BRIEF ON IRAN
No. 1185
Tuesday, July 13, 1999
Representative Office of
The National Council of Resistance of Iran
Washington, DC

Rajavi Urges Iran Students to Continue Protests, Reuters, July 12

BAGHDAD - An Iranian exile opposition group on Monday called on pro-democracy students in Iran to carry on with demonstrations across the country, a statement by the group said.

The statement, distributed to reporters in Baghdad, said the leader of the opposition Mujahideen Khalq, Massoud Rajavi, urged the students "to continue holding protests and demonstrations everywhere with courage and resolve."

Rajavi also called them to "insist on the release of all detained students."

He accused the Tehran government of finding false pretexts to crack down on students. "It will be claimed that the reason State Security Forces...charged into the students' dormitories on Thursday night was to save the lives of three SSF members taken hostage by the students," the statement said.
 
 

Iran Opposition Group Says Many Protesters Killed, Reuters, July 12

The opposition National Council of Resistance in Iran said many demonstrators had been killed by security forces during protests in Tehran Monday.

"A large number of demonstrators were shot and killed and hundreds were wounded," the group, which has offices in Britain and the United States, said in a statement released in London.

It said the number of people arrested at the 100,000-strong demonstration was not known "but the detainees were hoarded on scores of buses and minibuses of the state security forces and taken to prison."

It said that five security force vehicles and three government buses were set on fire by the demonstrators in the Tehran University area.
 
 

Rally Supports Students in Iran, The Washington Post, July 12

Hundreds of demonstrators gathered yesterday afternoon in Lafayette Square in a show of solidarity for the thousands who have been protesting in Iran since Friday, when police there cracked down on activist students. U.S. Park Police reported no arrests.…
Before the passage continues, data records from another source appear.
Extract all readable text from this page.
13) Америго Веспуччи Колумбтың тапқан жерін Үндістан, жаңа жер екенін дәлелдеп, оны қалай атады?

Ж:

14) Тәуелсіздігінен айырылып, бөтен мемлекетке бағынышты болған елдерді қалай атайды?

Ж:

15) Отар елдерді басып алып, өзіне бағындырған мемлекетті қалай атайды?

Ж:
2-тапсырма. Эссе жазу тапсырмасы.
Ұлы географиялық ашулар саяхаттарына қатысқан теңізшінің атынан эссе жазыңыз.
Protesters who gathered across from the White House called the police raid on students "Bloody Friday" and asked for an international investigation. "Policymakers in the West, they don't understand the realities in Iran," said Soona Samsami, a member of the National Council of Resistance of Iran.
 
 

Tear Gas And Gunpowder Fill Night Air of Tehran, Reuters, July 12

TEHRAN - Tear gas, mixed with the stench of gunpowder and burning tires, filled the streets of central Tehran Monday, as police and club-wielding Islamic vigilantes set upon students to end five days of pro-democracy protests.

Lines of ambulances headed down the main thoroughfares near Tehran University throughout the evening, as Islamic militants tried to storm student positions outside the main dormitory complex.
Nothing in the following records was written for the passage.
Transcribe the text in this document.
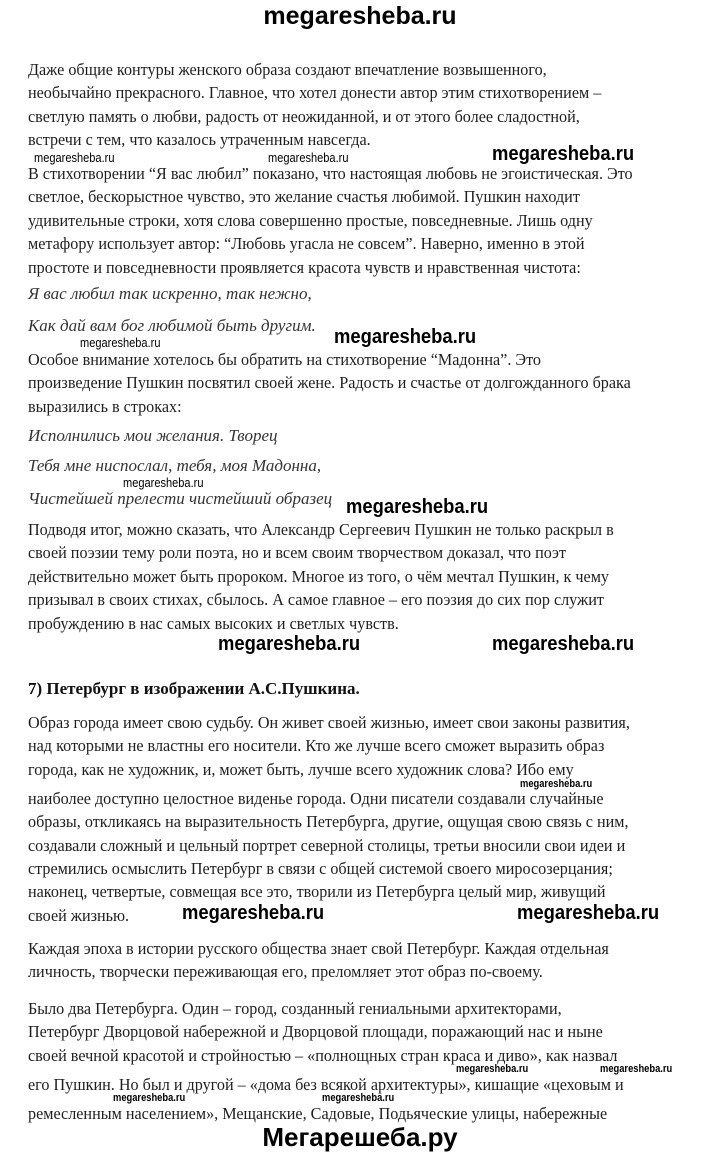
megaresheba.ru
Даже общие контуры женского образа создают впечатление возвышенного,
необычайно прекрасного. Главное, что хотел донести автор этим стихотворением –
светлую память о любви, радость от неожиданной, и от этого более сладостной,
встречи с тем, что казалось утраченным навсегда.
В стихотворении “Я вас любил” показано, что настоящая любовь не эгоистическая. Это
светлое, бескорыстное чувство, это желание счастья любимой. Пушкин находит
удивительные строки, хотя слова совершенно простые, повседневные. Лишь одну
метафору использует автор: “Любовь угасла не совсем”. Наверно, именно в этой
простоте и повседневности проявляется красота чувств и нравственная чистота:
Я вас любил так искренно, так нежно,
Как дай вам бог любимой быть другим.
Особое внимание хотелось бы обратить на стихотворение “Мадонна”. Это
произведение Пушкин посвятил своей жене. Радость и счастье от долгожданного брака
выразились в строках:
Исполнились мои желания. Творец
Тебя мне ниспослал, тебя, моя Мадонна,
Чистейшей прелести чистейший образец
Подводя итог, можно сказать, что Александр Сергеевич Пушкин не только раскрыл в
своей поэзии тему роли поэта, но и всем своим творчеством доказал, что поэт
действительно может быть пророком. Многое из того, о чём мечтал Пушкин, к чему
призывал в своих стихах, сбылось. А самое главное – его поэзия до сих пор служит
пробуждению в нас самых высоких и светлых чувств.
7) Петербург в изображении А.С.Пушкина.
Образ города имеет свою судьбу. Он живет своей жизнью, имеет свои законы развития,
над которыми не властны его носители. Кто же лучше всего сможет выразить образ
города, как не художник, и, может быть, лучше всего художник слова? Ибо ему
наиболее доступно целостное виденье города. Одни писатели создавали случайные
образы, откликаясь на выразительность Петербурга, другие, ощущая свою связь с ним,
создавали сложный и цельный портрет северной столицы, третьи вносили свои идеи и
стремились осмыслить Петербург в связи с общей системой своего миросозерцания;
наконец, четвертые, совмещая все это, творили из Петербурга целый мир, живущий
своей жизнью.
Каждая эпоха в истории русского общества знает свой Петербург. Каждая отдельная
личность, творчески переживающая его, преломляет этот образ по-своему.
Было два Петербурга. Один – город, созданный гениальными архитекторами,
Петербург Дворцовой набережной и Дворцовой площади, поражающий нас и ныне
своей вечной красотой и стройностью – «полнощных стран краса и диво», как назвал
его Пушкин. Но был и другой – «дома без всякой архитектуры», кишащие «цеховым и
ремесленным населением», Мещанские, Садовые, Подьяческие улицы, набережные
megaresheba.ru	megaresheba.ru	megaresheba.ru
megaresheba.ru
megaresheba.ru
megaresheba.ru
megaresheba.ru
megaresheba.ru	megaresheba.ru
megaresheba.ru
megaresheba.ru	megaresheba.ru
megaresheba.ru	megaresheba.ru
megaresheba.ru	megaresheba.ru
Мегарешеба.ру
Inside the campus mosque, about 50 injured students sheltered on the carpeted floors as medical students attended to their wounds. Some had head injuries, while others breathed laboriously after inhaling too much tear gas.

"The night sky was white with tear gas," said one television cameraman. "Everything was burning."

Sympathy demonstrations by students were reported in several Iranian cities on Monday, including Mashhad, Yazd and Shahroud.
 
 

Khatami Struggles to Contain Tehran Protests, Reuters, July 12

TEHRAN - Mohammad Khatami and his allies in the student movement on Monday called for a peaceful end to five days of furious pro-democracy rallies at Tehran University that threaten the administration's agenda.

But witnesses said fresh violence erupted as club-wielding police clashed with student protesters in a Tehran square near the university campus.

The crackdown was designed to enforce an order by Iran's Supreme National Security Council late on Sunday that warned against unauthorized demonstrations.

Khatami, who chairs the council, called directly on the students to respect law and order and devote their energies to his policy of reform within Iran's Islamic system.

"Now, students should cooperate with the government and allow law and order to be established in society," said Khatami.

Some student leaders, struggling to maintain their hold on the swelling crowds, implored their classmates to remain inside the university gates and not provide any pretext for a crackdown that could undermine Khatami's agenda.

"The aim of the enemies of freedom is to push the students into the streets in order to provoke a riot," a leader of the Islamic Society of Students of Tehran University told Reuters However, students vowed they would keep up their action until their demands were met.